Selfishness is addiction. We can see how addiction to drugs, alcohol, unhealthy foods, gambling, sex, etc., is defined by the detrimental effects, either on ourselves or others, that temporary satisfaction of the need brings with it. And greed (addiction to the accumulation of wealth) can lead to decisions where the well-being of other individuals or collective well-being (think of damage to ecological life-support systems) are undermined.
If selfishness disappeared from the human species we would all have a chance to live lives much richer in pleasure and meaning. In theory, even the least well-off individual would be better off than the most fortunate individual now, because to live on a imperilled planet full of misery is a burden that no amount of wealth can lift.

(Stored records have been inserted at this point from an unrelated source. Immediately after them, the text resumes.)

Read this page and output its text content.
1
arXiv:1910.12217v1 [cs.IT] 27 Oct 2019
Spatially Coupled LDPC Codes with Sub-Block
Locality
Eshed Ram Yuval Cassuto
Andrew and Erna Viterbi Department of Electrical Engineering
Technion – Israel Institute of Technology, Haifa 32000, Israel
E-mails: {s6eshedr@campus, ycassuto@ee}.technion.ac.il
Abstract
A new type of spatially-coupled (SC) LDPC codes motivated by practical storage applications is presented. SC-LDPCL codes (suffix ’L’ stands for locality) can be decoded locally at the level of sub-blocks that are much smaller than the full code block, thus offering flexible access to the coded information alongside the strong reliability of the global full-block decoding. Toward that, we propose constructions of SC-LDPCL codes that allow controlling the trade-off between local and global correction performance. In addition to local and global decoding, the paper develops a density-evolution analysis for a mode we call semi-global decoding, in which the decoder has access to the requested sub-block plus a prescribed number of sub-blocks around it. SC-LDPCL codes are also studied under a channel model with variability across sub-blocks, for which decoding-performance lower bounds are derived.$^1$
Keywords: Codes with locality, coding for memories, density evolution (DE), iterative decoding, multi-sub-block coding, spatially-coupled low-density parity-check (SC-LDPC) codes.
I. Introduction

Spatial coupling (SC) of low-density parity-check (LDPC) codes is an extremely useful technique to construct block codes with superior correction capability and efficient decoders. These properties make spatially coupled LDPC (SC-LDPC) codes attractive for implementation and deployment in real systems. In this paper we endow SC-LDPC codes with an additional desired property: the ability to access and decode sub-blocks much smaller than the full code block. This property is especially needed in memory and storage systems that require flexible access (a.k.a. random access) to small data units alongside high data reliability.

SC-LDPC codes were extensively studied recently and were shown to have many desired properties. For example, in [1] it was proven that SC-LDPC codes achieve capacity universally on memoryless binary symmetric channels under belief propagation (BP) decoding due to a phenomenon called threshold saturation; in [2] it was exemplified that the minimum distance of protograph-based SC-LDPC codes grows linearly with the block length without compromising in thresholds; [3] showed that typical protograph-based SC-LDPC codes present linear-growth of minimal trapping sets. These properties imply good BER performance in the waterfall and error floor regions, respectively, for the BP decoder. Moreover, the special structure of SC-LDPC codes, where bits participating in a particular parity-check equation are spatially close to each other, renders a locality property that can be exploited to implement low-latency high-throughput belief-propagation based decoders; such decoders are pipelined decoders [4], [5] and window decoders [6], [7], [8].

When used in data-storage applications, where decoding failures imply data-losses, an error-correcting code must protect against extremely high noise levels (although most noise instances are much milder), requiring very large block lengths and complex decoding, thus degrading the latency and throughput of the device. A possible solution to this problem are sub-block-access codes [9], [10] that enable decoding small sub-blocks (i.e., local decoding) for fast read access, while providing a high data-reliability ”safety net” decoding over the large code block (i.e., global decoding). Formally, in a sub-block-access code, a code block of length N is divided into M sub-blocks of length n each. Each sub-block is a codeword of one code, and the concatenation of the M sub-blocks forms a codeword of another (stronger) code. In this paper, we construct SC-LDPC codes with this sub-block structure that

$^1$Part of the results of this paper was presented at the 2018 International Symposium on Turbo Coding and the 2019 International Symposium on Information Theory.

Of course, as long as there are generous people and selfish people, the generous have to be judicious in how they mete out that generosity. It would do nobody any good if they were simply taken advantage of by the selfish.
But if selfishness is our problem, what is its cause?
An addiction is a strategy for temporarily escaping the pain of existence. In some cases this may be physical pain, but more often it is psychological pain.
So if we are to improve our ability to thrive as a species, the key frontier is understanding our psychological pain and how to relieve it naturally, thus freeing us from our addictions.
The problem with utopian ideas, such as communism, is that they try to treat the symptoms instead of the disease. At least access to the means of satisfying one’s addiction has a pacifying effect. Leave the need and take away the means of satisfying it and you breed even more hostility.
The suggestions I make in my book How to Be Free for doing something to heal the pain of existence are quite modest. I’m sure there is more to know and more and better techniques.
Let’s attack the problem. Let’s share what we know. Let’s seek to know more.